The wheel is part of “the great machine” which is capable of catching people up in one of its revolutions (183). This great machine might be the wheels of the train that can bring a person safely home, or not, which we can see from Iris’s feeling of foreboding in contrast to other characters in this book who also view this train from their windows and interpret the image with hope and anticipation. This intertwining of the unpredictability of Fortune’s Wheel with the wheels of the train conflates the idea that on this train ride fates will be decided and all of the passengers take a turn at spinning the wheel that decides the fate of Miss Froy, and Iris’s fate, too. 

The wheel was still spinning for her.
And since their fates were interlinked it was spinning also for Miss Froy. (180)

Wheel imagery continues to appear in unexpected places throughout this book. At one point even “the drone of masculine voices” make a drumming sound “like the hum of a spinning wheel” as they decide a woman’s fate (225).
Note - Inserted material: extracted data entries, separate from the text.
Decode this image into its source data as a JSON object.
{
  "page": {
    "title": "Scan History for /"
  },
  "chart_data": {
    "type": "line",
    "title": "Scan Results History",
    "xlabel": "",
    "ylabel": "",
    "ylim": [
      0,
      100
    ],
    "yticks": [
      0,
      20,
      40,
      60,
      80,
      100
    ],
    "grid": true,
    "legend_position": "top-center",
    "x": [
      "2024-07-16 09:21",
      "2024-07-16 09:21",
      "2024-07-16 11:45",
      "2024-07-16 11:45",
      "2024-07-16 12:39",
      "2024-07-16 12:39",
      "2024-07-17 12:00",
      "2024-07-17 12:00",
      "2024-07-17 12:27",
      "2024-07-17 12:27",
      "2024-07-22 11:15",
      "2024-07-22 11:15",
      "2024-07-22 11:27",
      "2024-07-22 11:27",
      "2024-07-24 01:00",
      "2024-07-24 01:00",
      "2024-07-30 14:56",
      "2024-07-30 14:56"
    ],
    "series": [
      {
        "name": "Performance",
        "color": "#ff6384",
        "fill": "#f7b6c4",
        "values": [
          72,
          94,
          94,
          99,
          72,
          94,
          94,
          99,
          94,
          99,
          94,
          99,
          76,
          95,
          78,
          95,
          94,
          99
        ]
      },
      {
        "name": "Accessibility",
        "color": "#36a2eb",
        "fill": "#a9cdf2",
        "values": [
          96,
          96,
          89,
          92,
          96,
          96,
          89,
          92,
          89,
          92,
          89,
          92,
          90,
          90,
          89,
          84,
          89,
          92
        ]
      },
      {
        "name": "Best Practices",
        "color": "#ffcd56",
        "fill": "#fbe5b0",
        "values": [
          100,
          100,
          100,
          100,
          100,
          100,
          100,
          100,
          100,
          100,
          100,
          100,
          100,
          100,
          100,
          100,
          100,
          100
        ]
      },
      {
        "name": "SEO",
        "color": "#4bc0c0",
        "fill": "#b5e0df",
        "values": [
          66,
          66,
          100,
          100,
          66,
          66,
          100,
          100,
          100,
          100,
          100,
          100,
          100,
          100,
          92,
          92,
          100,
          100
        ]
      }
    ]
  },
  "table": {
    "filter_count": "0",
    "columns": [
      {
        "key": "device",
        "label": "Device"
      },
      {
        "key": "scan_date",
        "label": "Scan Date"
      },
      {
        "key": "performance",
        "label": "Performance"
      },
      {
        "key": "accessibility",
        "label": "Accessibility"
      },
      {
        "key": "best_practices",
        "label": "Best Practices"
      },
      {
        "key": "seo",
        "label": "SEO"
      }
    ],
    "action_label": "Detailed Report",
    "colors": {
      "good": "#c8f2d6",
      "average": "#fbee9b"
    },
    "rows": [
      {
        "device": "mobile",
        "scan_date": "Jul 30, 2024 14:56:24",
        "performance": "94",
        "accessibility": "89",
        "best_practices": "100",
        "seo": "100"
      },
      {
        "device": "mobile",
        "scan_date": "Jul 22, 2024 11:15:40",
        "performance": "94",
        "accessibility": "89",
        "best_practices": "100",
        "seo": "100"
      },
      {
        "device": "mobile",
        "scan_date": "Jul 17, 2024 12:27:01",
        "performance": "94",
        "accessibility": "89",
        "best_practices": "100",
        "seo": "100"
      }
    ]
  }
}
This is a beautifully written book, full of atmosphere, tension, and—a rare thing to find in a mystery thriller—hope. If you pick up one British Library Crime Classic this year, I highly recommend choosing this one.

Oh, and here’s a small spoiler, but I anticipate it will offer comfort to some, so I have decided to share it. This is a mystery with only the passing mention of a murder, but no actual murder on the page. The Wheel Spins is a very rare book, indeed.

Thank you to British Library Publishing for kindly sending me a copy of The Wheel Spins for review. As always, all opinions on the book are my own.